Momentarily the cockpit was flooded with golden morning light as the ship broke out of the thick cloud layer into the utter atmosphere. Sure closed her eyes and for a second enjoyed the sudden feeling of warmth on her skin, unconsciously angling her face upwards.

Then, as if she had caught herself, she opened her eyes again and checked the navigation console to find their surface-relative position. They were already at the edge of the area that seemed plausible to scan, but more altitude was needed to achieve an angle for reasonable coverage. The empty freighter's powerful sublight engines remedied this in no time.
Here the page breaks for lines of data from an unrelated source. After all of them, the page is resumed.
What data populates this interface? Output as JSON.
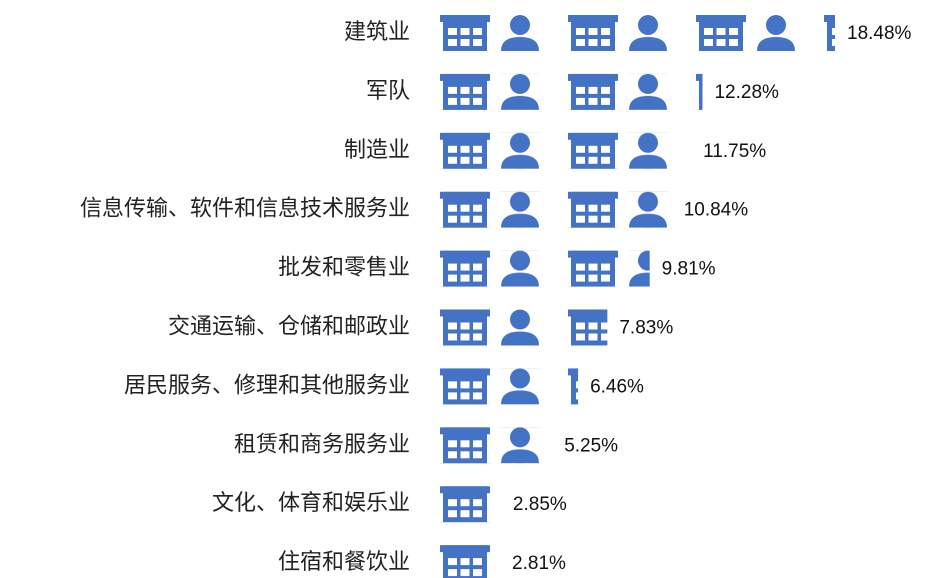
{
  "chart_data": {
    "type": "pictograph",
    "categories": [
      "建筑业",
      "军队",
      "制造业",
      "信息传输、软件和信息技术服务业",
      "批发和零售业",
      "交通运输、仓储和邮政业",
      "居民服务、修理和其他服务业",
      "租赁和商务服务业",
      "文化、体育和娱乐业",
      "住宿和餐饮业"
    ],
    "values": [
      18.48,
      12.28,
      11.75,
      10.84,
      9.81,
      7.83,
      6.46,
      5.25,
      2.85,
      2.81
    ],
    "value_labels": [
      "18.48%",
      "12.28%",
      "11.75%",
      "10.84%",
      "9.81%",
      "7.83%",
      "6.46%",
      "5.25%",
      "2.85%",
      "2.81%"
    ],
    "color": "#4472c4"
  }
}
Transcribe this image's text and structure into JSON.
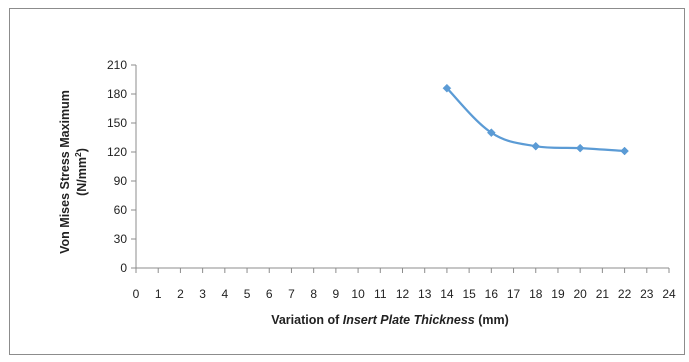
{
  "chart_data": {
    "type": "line",
    "title": "",
    "xlabel_parts": [
      "Variation of ",
      "Insert Plate Thickness",
      " (mm)"
    ],
    "ylabel_line1": "Von Mises Stress Maximum",
    "ylabel_line2_prefix": "(N/mm",
    "ylabel_line2_sup": "2",
    "ylabel_line2_suffix": ")",
    "xlim": [
      0,
      24
    ],
    "ylim": [
      0,
      210
    ],
    "x_ticks": [
      "0",
      "1",
      "2",
      "3",
      "4",
      "5",
      "6",
      "7",
      "8",
      "9",
      "10",
      "11",
      "12",
      "13",
      "14",
      "15",
      "16",
      "17",
      "18",
      "19",
      "20",
      "21",
      "22",
      "23",
      "24"
    ],
    "y_ticks": [
      "0",
      "30",
      "60",
      "90",
      "120",
      "150",
      "180",
      "210"
    ],
    "grid": false,
    "legend": "none",
    "series": [
      {
        "x": [
          14,
          16,
          18,
          20,
          22
        ],
        "y": [
          186,
          140,
          126,
          124,
          121
        ],
        "color": "#5b9bd5",
        "marker": "diamond",
        "smooth": true
      }
    ]
  }
}
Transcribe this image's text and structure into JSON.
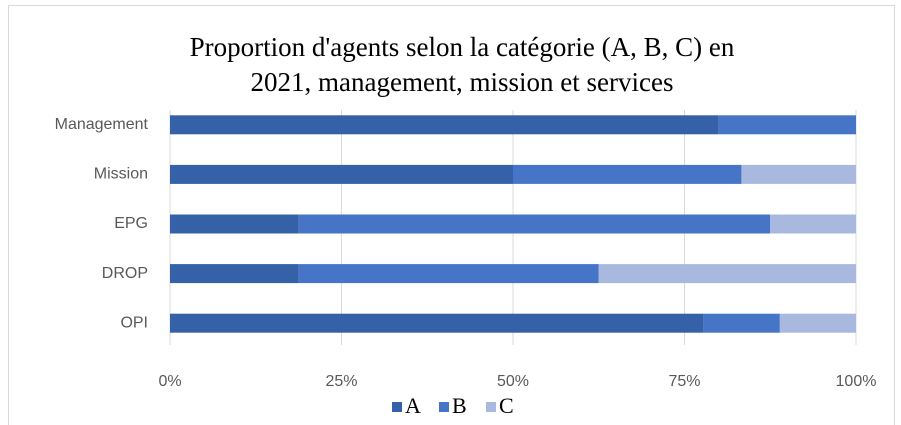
{
  "chart_data": {
    "type": "stacked-bar-horizontal",
    "title": [
      "Proportion d'agents selon la catégorie (A, B, C) en",
      "2021, management, mission et services"
    ],
    "categories": [
      "Management",
      "Mission",
      "EPG",
      "DROP",
      "OPI"
    ],
    "series": [
      {
        "name": "A",
        "color": "#3461a8",
        "values": [
          80,
          50,
          18.75,
          18.75,
          77.8
        ]
      },
      {
        "name": "B",
        "color": "#4674c6",
        "values": [
          20,
          33.3,
          68.75,
          43.75,
          11.1
        ]
      },
      {
        "name": "C",
        "color": "#a9b8de",
        "values": [
          0,
          16.7,
          12.5,
          37.5,
          11.1
        ]
      }
    ],
    "xlim": [
      0,
      100
    ],
    "xticks": [
      {
        "value": 0,
        "label": "0%"
      },
      {
        "value": 25,
        "label": "25%"
      },
      {
        "value": 50,
        "label": "50%"
      },
      {
        "value": 75,
        "label": "75%"
      },
      {
        "value": 100,
        "label": "100%"
      }
    ],
    "grid": true,
    "legend": "bottom"
  }
}
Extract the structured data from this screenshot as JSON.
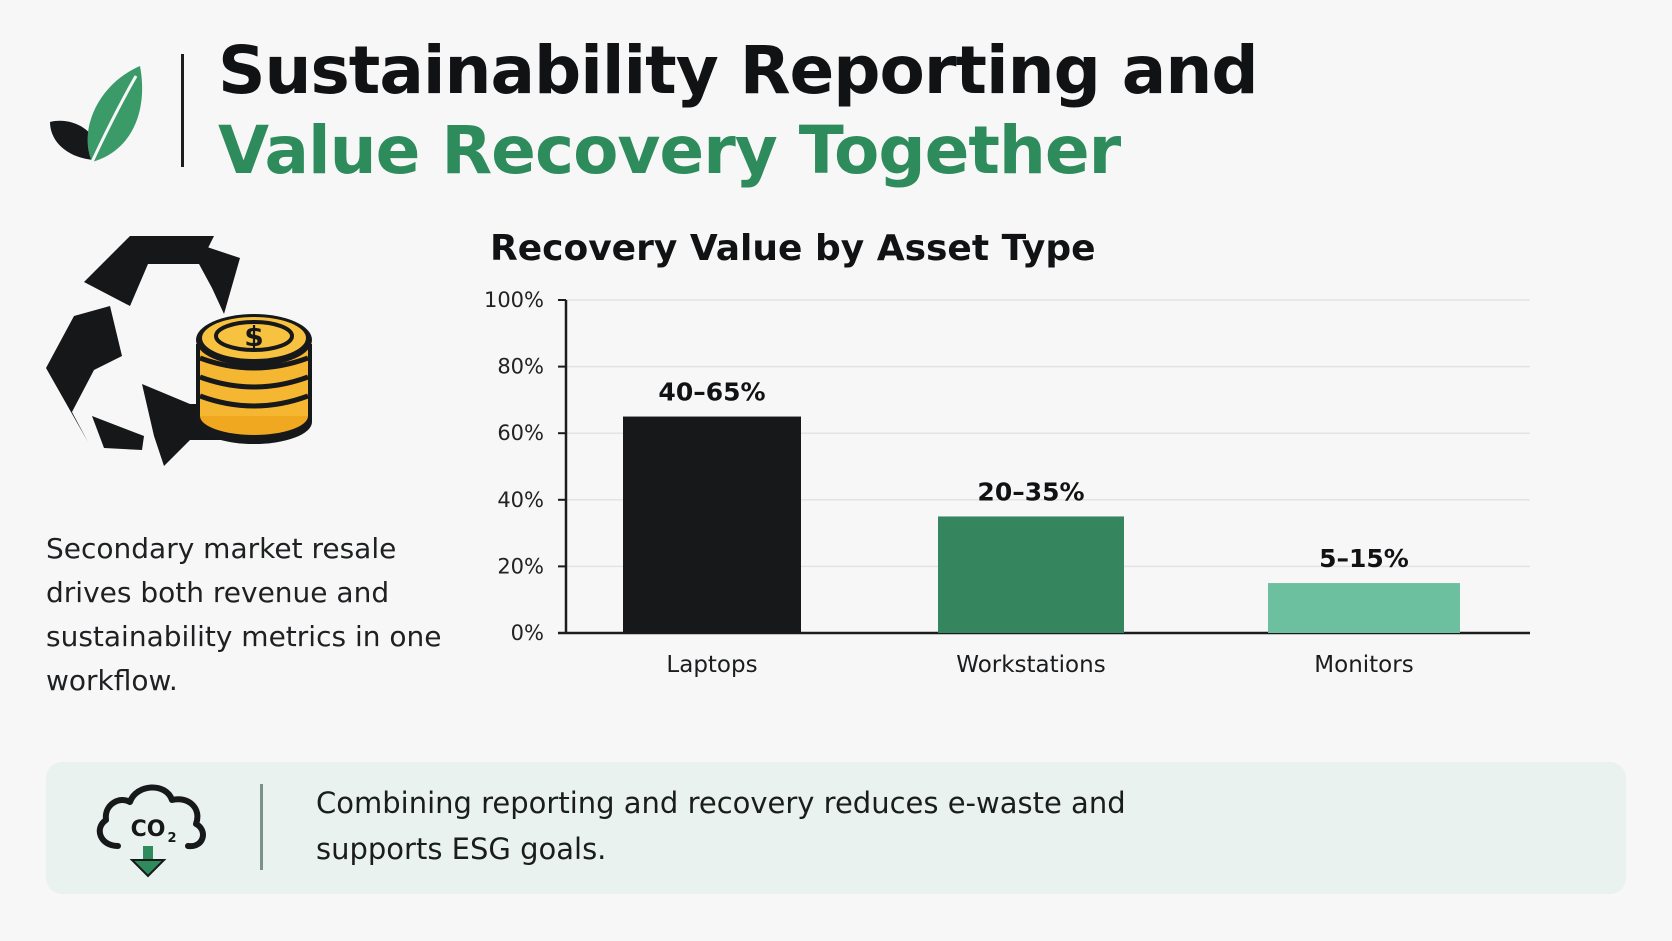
{
  "header": {
    "title_line1": "Sustainability Reporting and",
    "title_line2": "Value Recovery Together"
  },
  "left_panel": {
    "icon": "recycle-coins-icon",
    "description": "Secondary market resale drives both revenue and sustainability metrics in one workflow."
  },
  "chart_data": {
    "type": "bar",
    "title": "Recovery Value by Asset Type",
    "categories": [
      "Laptops",
      "Workstations",
      "Monitors"
    ],
    "ranges": [
      [
        40,
        65
      ],
      [
        20,
        35
      ],
      [
        5,
        15
      ]
    ],
    "values": [
      65,
      35,
      15
    ],
    "data_labels": [
      "40–65%",
      "20–35%",
      "5–15%"
    ],
    "bar_colors": [
      "#161819",
      "#35865f",
      "#6cc0a0"
    ],
    "ylim": [
      0,
      100
    ],
    "yticks": [
      0,
      20,
      40,
      60,
      80,
      100
    ],
    "ytick_labels": [
      "0%",
      "20%",
      "40%",
      "60%",
      "80%",
      "100%"
    ],
    "xlabel": "",
    "ylabel": "",
    "grid": true,
    "legend": "none"
  },
  "callout": {
    "icon": "co2-cloud-down-icon",
    "text": "Combining reporting and recovery reduces e-waste and supports ESG goals."
  },
  "colors": {
    "accent_green": "#2e8b5b",
    "dark": "#111214",
    "callout_bg": "#e9f2ef",
    "coin_gold": "#f5b731"
  }
}
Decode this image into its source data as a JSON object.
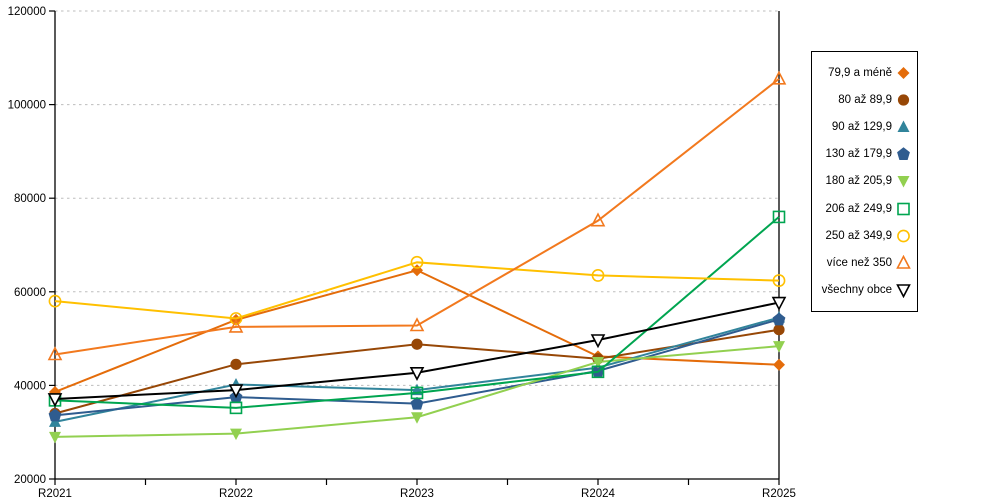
{
  "chart_data": {
    "type": "line",
    "categories": [
      "R2021",
      "R2022",
      "R2023",
      "R2024",
      "R2025"
    ],
    "series": [
      {
        "name": "79,9 a méně",
        "marker": "diamond",
        "filled": true,
        "color": "#E46C0A",
        "values": [
          38600,
          54000,
          64600,
          46200,
          44400
        ]
      },
      {
        "name": "80 až 89,9",
        "marker": "circle",
        "filled": true,
        "color": "#974706",
        "values": [
          34000,
          44500,
          48800,
          45700,
          51900
        ]
      },
      {
        "name": "90 až 129,9",
        "marker": "triangle-up",
        "filled": true,
        "color": "#31849B",
        "values": [
          32200,
          40200,
          39000,
          43800,
          54500
        ]
      },
      {
        "name": "130 až 179,9",
        "marker": "pentagon",
        "filled": true,
        "color": "#2F5C8F",
        "values": [
          33600,
          37500,
          36100,
          43100,
          54100
        ]
      },
      {
        "name": "180 až 205,9",
        "marker": "triangle-down",
        "filled": true,
        "color": "#92D050",
        "values": [
          29000,
          29700,
          33200,
          45000,
          48400
        ]
      },
      {
        "name": "206 až 249,9",
        "marker": "square",
        "filled": false,
        "color": "#00A550",
        "values": [
          36800,
          35200,
          38400,
          42900,
          76000
        ]
      },
      {
        "name": "250 až 349,9",
        "marker": "circle",
        "filled": false,
        "color": "#FFC000",
        "values": [
          58000,
          54300,
          66300,
          63500,
          62400
        ]
      },
      {
        "name": "více než 350",
        "marker": "triangle-up",
        "filled": false,
        "color": "#F2791E",
        "values": [
          46600,
          52500,
          52800,
          75200,
          105500
        ]
      },
      {
        "name": "všechny obce",
        "marker": "triangle-down",
        "filled": false,
        "color": "#000000",
        "values": [
          37100,
          39000,
          42700,
          49700,
          57700
        ]
      }
    ],
    "ylim": [
      20000,
      120000
    ],
    "ytick_step": 20000,
    "ytick_labels": [
      "20000",
      "40000",
      "60000",
      "80000",
      "100000",
      "120000"
    ],
    "xlabel": "",
    "ylabel": "",
    "title": "",
    "grid": "horizontal-dashed",
    "grid_color": "#BDBDBD",
    "axis_color": "#000000",
    "legend_position": "right"
  }
}
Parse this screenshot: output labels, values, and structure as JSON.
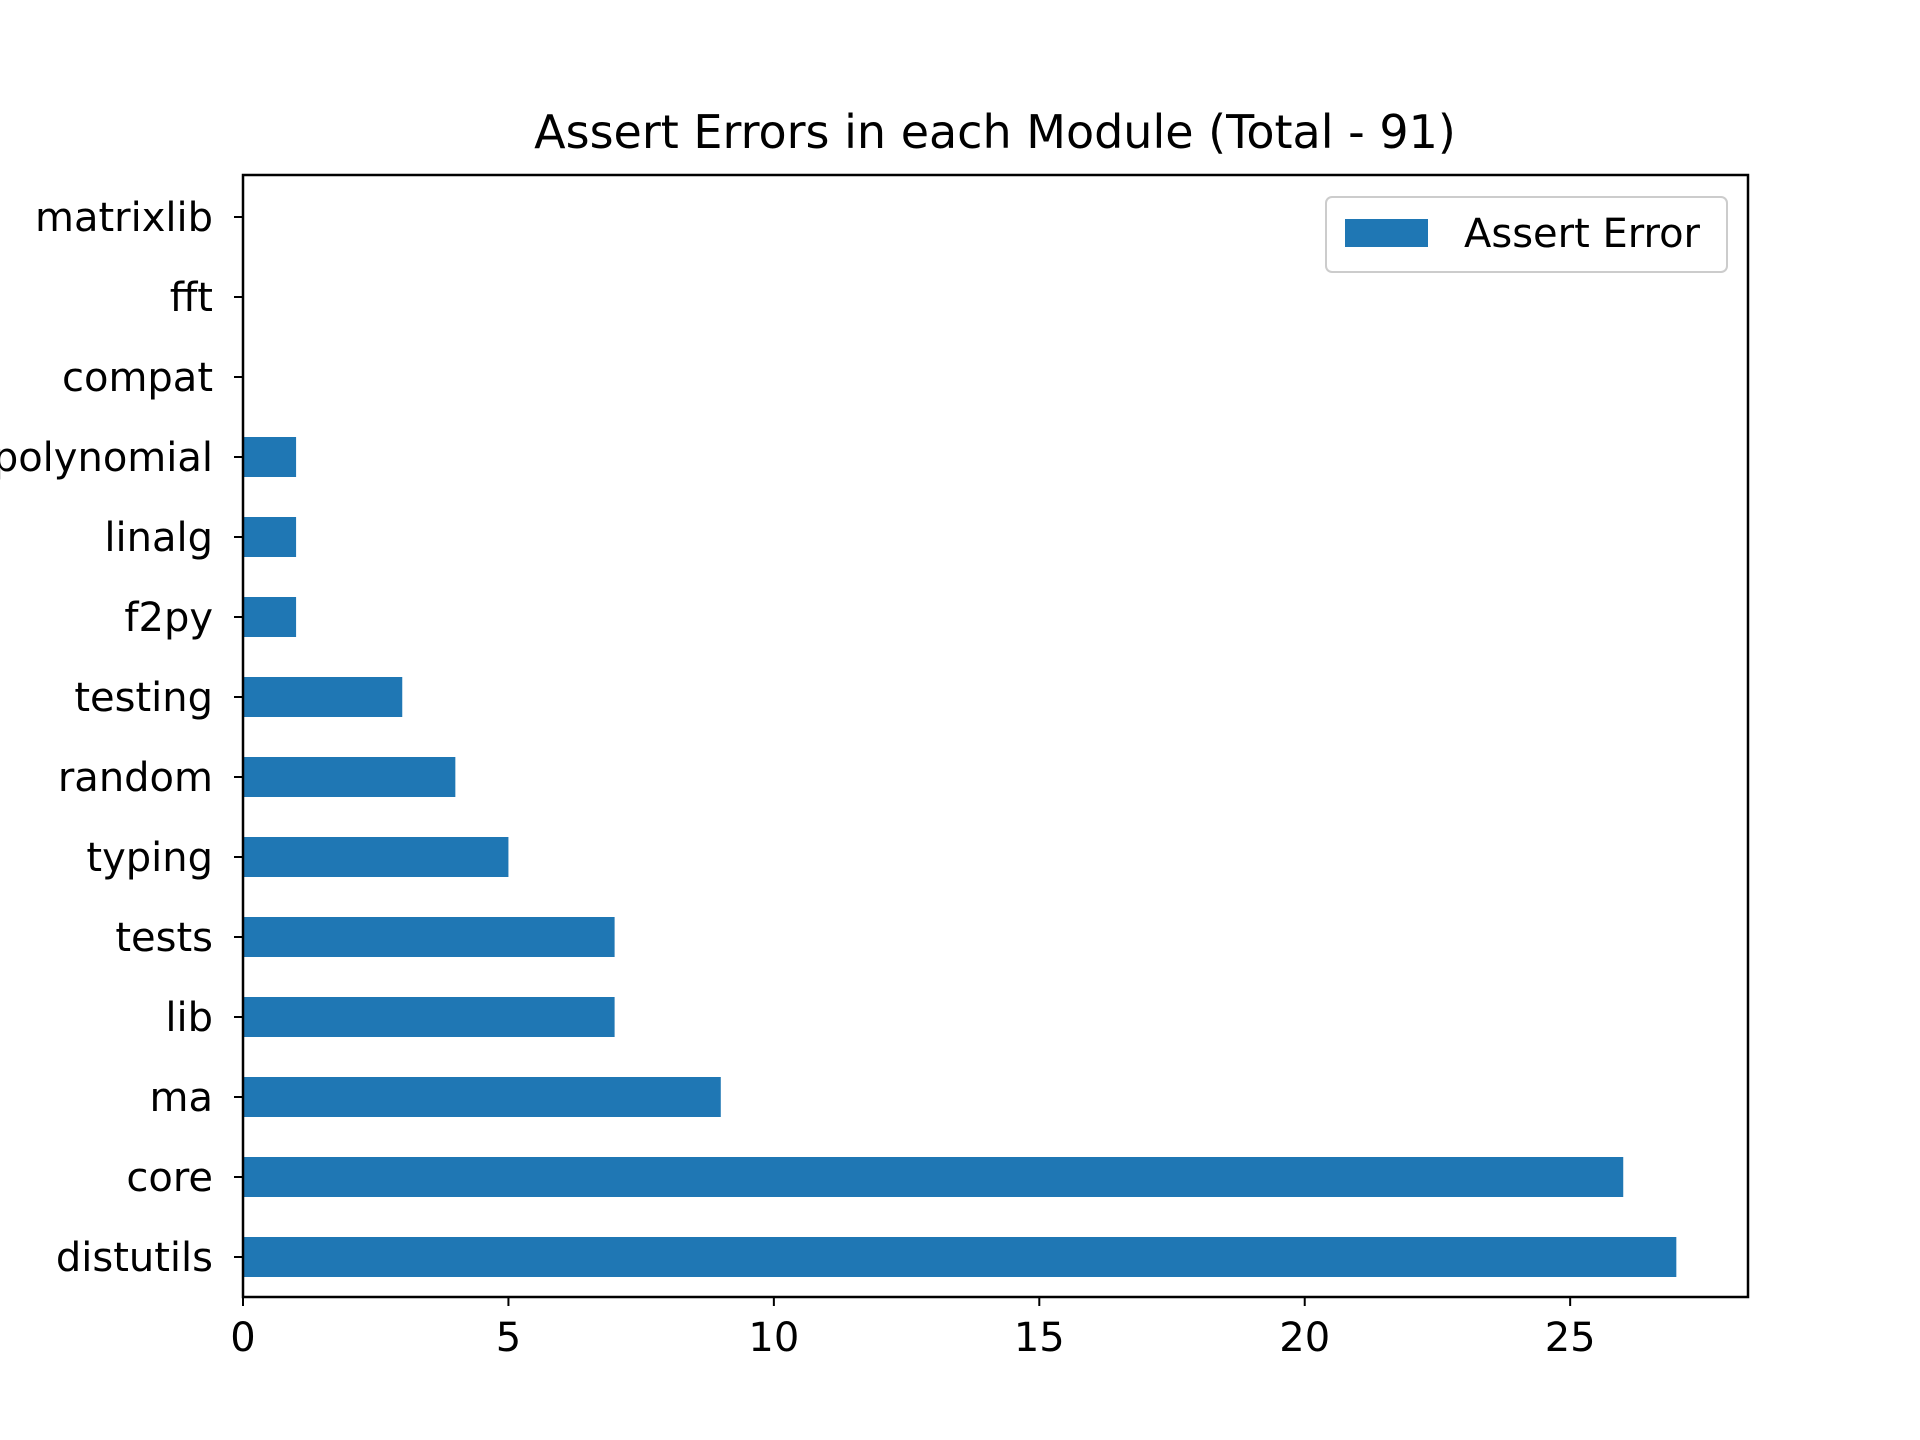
{
  "chart_data": {
    "type": "bar",
    "orientation": "horizontal",
    "title": "Assert Errors in each Module (Total - 91)",
    "xlabel": "",
    "ylabel": "",
    "categories": [
      "distutils",
      "core",
      "ma",
      "lib",
      "tests",
      "typing",
      "random",
      "testing",
      "f2py",
      "linalg",
      "polynomial",
      "compat",
      "fft",
      "matrixlib"
    ],
    "series": [
      {
        "name": "Assert Error",
        "values": [
          27,
          26,
          9,
          7,
          7,
          5,
          4,
          3,
          1,
          1,
          1,
          0,
          0,
          0
        ],
        "color": "#1f77b4"
      }
    ],
    "xlim": [
      0,
      28.35
    ],
    "xticks": [
      0,
      5,
      10,
      15,
      20,
      25
    ],
    "grid": false,
    "legend_position": "top-right"
  }
}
Eventually, Suri put the ship into a slow cruise at constant altitude and let go of the manual controls.

"Scanner console's in the back, didn't fit in here", she explained as she was rising from the pilot seat.

 
Sira didn't move at first. She remained settled in the co-pilot seat, half-wrapped in the long robe, one leg folded beneath her. The sudden burst of sunlight had softened her expression, even if she tried not to show it. She'd blinked against it, letting the warmth sink in while it lasted like the heat of a sunlamp after too many cold corridors.

"Guess that means I stay on the throne, then."

She murmured, gesturing vaguely to the seat as Suri stood up. "Doing whatever Chandrillans do all day long." She didn't know how to fly herself but she took note of the way the ship acted, the way it pierced the clouds and struggled easily against the pull of the world below. How far back the Lodge felt was gaping to her, left in favor of discovery. Or scam.

"I guess I can't just sit around quite...regal-y."- she chimed as she unfolded from the seat.
The robe shifted as she stood, long hem brushing her ankles, sleeves gathered slightly at her elbows.